# Information model

## The core concepts

Conceptually, time series are simply numbers associated with (and ordered by) time.
Time series datasets are collections of time series.

It makes sense to require series and sets to have names.
Names should be unique. Datasets names globally unique, series names within the set, so that the concatenation of `set_name.series_name` becomes globally unique.

It also makes sense to require series and sets to have descriptions.
Descriptions should be as complete as possible.

Sets makes more sense if there is some commonality in content, ie if there is a common denominator to descriptions.
That also makes naming the set a lot easier.

Workflows becomes much tidier and a lot easier to set up if we add the requirement that all series orginates from the same technical process at roughly the same time.

Descriptions should be structured and machine comparable:
If two sets or series have the same (complete) description, they are the same.
Then it is most likely also possible to merge the data without conflict with some knowledge about the time of updates.


## Sets, series and types

Data types implies mandatory date columns shared by all series in the dataset. Series are represented as columns.
 enforced by Parquet schemas. Failing to obey them will cause some methods to fail.
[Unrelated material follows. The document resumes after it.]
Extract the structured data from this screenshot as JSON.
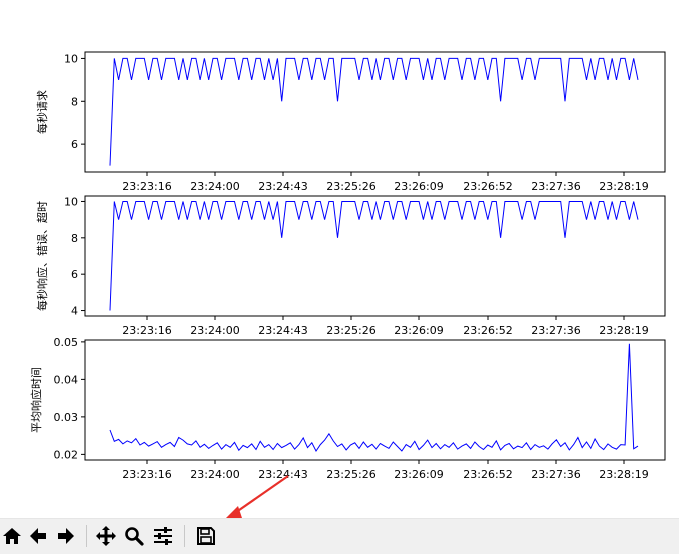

Both the datasets and the series in the set can be *tagged*ie associated with any number of key-value pairs. While the related features can benefit greatly from using controlled vocabularies or structured taxonomies, and some integrations with Statistics Norway meta data are built in, this is not a strict requirement.

**Types** are defined by
Versioning
: How updated versions of the truth are represented:
    NONE
    : overwrites a single version,
    NAMED
    : lacks implement
    AS_OF
    : maintains new "logical" versions identified by name or date.
Temporality
: The "real world" valid_at or valid_from - valid_to datetime of the data. It will translate into columns, datetime or period indexes of Dataset.data.
- Value type (only scalars for now) of Dataset.data "cells".
- **Datasets** can consists of multiple series. (Later: possible extension with sets of sets.)
- All series in a set must be of the same type.
- **Series** are value columns in Datasets.data, rows identified by date(s) or index corresponding temporality.
- The combination `<Dataset.name>.<Series.name>` will serve as a globally unique series identifier.
- `<Dataset.name>` identifies a "directory", hence must be unique. (Caveat: Directories per type creates room for error.)
- `<Series.name>` (.data column name) must be unique within the set.
- Series names _should_ be related to (preferrably constructed from) codes or meta data in such a way that they can be mapped to "tags" via a format mask (and if needed a translation table).
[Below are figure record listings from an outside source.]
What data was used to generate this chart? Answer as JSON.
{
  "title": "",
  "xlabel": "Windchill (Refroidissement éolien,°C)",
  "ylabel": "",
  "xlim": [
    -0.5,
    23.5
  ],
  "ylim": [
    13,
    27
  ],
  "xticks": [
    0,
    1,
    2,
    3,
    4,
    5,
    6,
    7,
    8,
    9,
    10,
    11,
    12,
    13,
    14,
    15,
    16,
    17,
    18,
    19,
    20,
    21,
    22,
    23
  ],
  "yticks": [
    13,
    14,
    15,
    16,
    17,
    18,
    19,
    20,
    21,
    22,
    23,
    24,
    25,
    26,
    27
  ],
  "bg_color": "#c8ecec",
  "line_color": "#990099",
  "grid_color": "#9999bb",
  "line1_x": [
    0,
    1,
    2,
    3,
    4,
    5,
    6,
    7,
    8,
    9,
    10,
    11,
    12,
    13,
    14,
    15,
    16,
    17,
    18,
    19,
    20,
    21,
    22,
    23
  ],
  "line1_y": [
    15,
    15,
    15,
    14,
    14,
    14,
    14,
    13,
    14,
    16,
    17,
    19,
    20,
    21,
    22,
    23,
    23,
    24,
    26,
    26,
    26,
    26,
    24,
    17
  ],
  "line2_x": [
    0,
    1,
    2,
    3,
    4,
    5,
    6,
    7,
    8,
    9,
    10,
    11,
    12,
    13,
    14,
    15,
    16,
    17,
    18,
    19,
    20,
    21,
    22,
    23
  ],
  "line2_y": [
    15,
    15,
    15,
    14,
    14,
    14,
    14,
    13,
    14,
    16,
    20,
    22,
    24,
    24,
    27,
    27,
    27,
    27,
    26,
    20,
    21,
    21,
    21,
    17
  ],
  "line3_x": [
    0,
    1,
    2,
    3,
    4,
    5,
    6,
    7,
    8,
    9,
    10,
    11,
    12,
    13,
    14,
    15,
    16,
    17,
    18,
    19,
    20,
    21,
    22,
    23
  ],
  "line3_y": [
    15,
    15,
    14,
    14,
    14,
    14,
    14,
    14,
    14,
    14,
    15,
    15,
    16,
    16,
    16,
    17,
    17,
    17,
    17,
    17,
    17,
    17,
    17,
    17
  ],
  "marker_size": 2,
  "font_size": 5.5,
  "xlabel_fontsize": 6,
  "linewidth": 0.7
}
(A future/planned feature is likely to also allow sets to consist of other sets, as this can greatly enhance advanced [workflows](./workflow.md#automation).)
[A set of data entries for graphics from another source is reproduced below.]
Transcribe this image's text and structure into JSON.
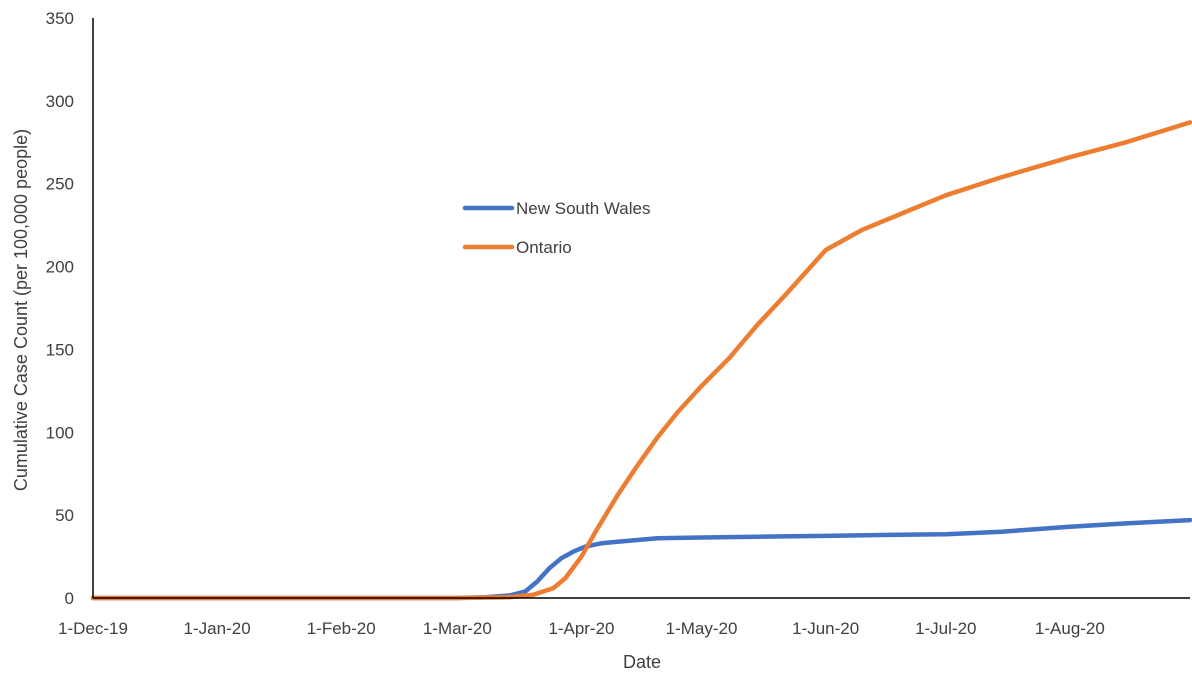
{
  "chart_data": {
    "type": "line",
    "title": "",
    "xlabel": "Date",
    "ylabel": "Cumulative Case Count (per 100,000 people)",
    "x_ticks": [
      "1-Dec-19",
      "1-Jan-20",
      "1-Feb-20",
      "1-Mar-20",
      "1-Apr-20",
      "1-May-20",
      "1-Jun-20",
      "1-Jul-20",
      "1-Aug-20"
    ],
    "xlim": [
      "2019-12-01",
      "2020-08-31"
    ],
    "ylim": [
      0,
      350
    ],
    "y_ticks": [
      0,
      50,
      100,
      150,
      200,
      250,
      300,
      350
    ],
    "grid": false,
    "legend_position": "center",
    "series": [
      {
        "name": "New South Wales",
        "color": "#4472C4",
        "x": [
          "2019-12-01",
          "2020-03-01",
          "2020-03-08",
          "2020-03-14",
          "2020-03-18",
          "2020-03-21",
          "2020-03-24",
          "2020-03-27",
          "2020-03-30",
          "2020-04-02",
          "2020-04-06",
          "2020-04-10",
          "2020-04-15",
          "2020-04-20",
          "2020-05-01",
          "2020-05-15",
          "2020-06-01",
          "2020-06-15",
          "2020-07-01",
          "2020-07-15",
          "2020-08-01",
          "2020-08-15",
          "2020-08-31"
        ],
        "y": [
          0,
          0,
          0.5,
          1.5,
          4,
          10,
          18,
          24,
          28,
          31,
          33,
          34,
          35,
          36,
          36.5,
          37,
          37.5,
          38,
          38.5,
          40,
          43,
          45,
          47
        ]
      },
      {
        "name": "Ontario",
        "color": "#ED7D31",
        "x": [
          "2019-12-01",
          "2020-03-01",
          "2020-03-14",
          "2020-03-20",
          "2020-03-25",
          "2020-03-28",
          "2020-04-01",
          "2020-04-05",
          "2020-04-10",
          "2020-04-15",
          "2020-04-20",
          "2020-04-25",
          "2020-05-01",
          "2020-05-08",
          "2020-05-15",
          "2020-05-22",
          "2020-06-01",
          "2020-06-10",
          "2020-06-20",
          "2020-07-01",
          "2020-07-15",
          "2020-08-01",
          "2020-08-15",
          "2020-08-31"
        ],
        "y": [
          0,
          0,
          0.5,
          2,
          6,
          12,
          25,
          42,
          62,
          80,
          97,
          112,
          128,
          145,
          165,
          183,
          210,
          222,
          232,
          243,
          254,
          266,
          275,
          287
        ]
      }
    ]
  }
}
## Data frame, matrix and vector representations

The dataset class implementation requires all series in the set to be of the same type.

To benefit from the power of linear algebra, we *want* to consider datasets as matrices of time series vectors. In dataframe terminology, series are numeric value columns that with shared date columns.

It is helpful if null values (NaNs) are relatively rare. The dataset matrix / dataframe should not to sparse, ie if there is a value for all series for all (or most) dates.